Although she’s been thwarted in the past few years, Plantation Democratic state Rep. Katie Edwards is back again to propose a needle exchange program that would help prevent transmission of HIV and hepatitis among intravenous drug users.
HB 81 would create a five-year pilot program with the University of Miami to offer free, clean and unused needles and syringes in exchange for used needles and syringes to stop the spread of HIV/AIDS and other blood-borne diseases among intravenous drug users. IV drug users could exchange a used syringe for a new syringe at a 1-to-1 ratio in a safe environment. The bill would also offer addiction counseling and HIV testing.

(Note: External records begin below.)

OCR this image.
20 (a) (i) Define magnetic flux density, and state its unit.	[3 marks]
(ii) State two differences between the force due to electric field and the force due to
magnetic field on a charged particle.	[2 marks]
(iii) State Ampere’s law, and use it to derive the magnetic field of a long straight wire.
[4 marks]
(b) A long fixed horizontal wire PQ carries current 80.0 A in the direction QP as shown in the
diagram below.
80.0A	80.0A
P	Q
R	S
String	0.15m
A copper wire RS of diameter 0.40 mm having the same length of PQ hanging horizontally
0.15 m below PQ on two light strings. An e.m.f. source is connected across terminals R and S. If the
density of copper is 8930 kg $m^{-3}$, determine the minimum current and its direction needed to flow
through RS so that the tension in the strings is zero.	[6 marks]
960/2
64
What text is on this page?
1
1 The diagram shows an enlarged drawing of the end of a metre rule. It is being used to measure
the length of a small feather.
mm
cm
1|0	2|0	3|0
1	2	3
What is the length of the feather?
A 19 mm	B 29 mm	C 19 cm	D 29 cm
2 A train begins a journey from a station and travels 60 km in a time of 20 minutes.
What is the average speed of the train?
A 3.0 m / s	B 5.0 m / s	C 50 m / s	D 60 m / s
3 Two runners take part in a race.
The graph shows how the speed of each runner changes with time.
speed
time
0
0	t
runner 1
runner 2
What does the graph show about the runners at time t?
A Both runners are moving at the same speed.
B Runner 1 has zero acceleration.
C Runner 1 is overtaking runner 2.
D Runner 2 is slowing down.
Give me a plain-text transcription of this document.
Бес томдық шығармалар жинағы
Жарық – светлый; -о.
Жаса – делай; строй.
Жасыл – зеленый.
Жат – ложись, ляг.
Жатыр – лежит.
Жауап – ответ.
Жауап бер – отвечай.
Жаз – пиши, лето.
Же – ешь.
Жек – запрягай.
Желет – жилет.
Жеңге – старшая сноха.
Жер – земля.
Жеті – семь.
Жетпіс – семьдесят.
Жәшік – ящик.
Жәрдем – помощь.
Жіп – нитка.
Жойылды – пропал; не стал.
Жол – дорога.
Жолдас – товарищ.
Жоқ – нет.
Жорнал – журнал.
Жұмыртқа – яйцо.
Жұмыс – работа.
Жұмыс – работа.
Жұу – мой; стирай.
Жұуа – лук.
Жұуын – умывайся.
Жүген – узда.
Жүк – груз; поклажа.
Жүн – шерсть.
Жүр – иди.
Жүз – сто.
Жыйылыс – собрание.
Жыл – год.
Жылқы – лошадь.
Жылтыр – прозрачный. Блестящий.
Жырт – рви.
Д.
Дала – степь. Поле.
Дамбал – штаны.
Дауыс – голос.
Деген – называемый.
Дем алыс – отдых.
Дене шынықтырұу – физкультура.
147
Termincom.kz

“It’s imperative that we take every preventative measure to halt the spread of diseases transmitted by intravenous drug use,” Edwards told the House Health Quality Subcommittee on Tuesday, where the panel approved the measure.
Under the proposal, the University of Miami would operate the program. The five-year pilot program would be funded through private donations, not using state or local tax dollars.
According to the Center for Disease Control, Miami-Dade and Broward Counties have the highest rate of new HIV infections in the country. There are more than 10,000 injection-drug users in Miami-Dade County with more than one in five HIV positive. One-third of those users have hepatitis C.
Broward County Democratic Rep. Kristen Jacobs congratulated Edwards for her “stick-to-itiveness,” saying that 30 other states have such a program in place, yet Edwards has struggled to get a pilot program working in just one community in Florida. There are 228 known needle-exchange programs in the U.S.
Pinellas County Republican Chris Sprowls appreciated Edwards’ amendment that clearly spells out that no public funding will be needed for the measure, but he still expressed skepticism whether he’ll ultimately support the proposal.
The regular Florida Legislative Session begins on Jan. 12, 2016.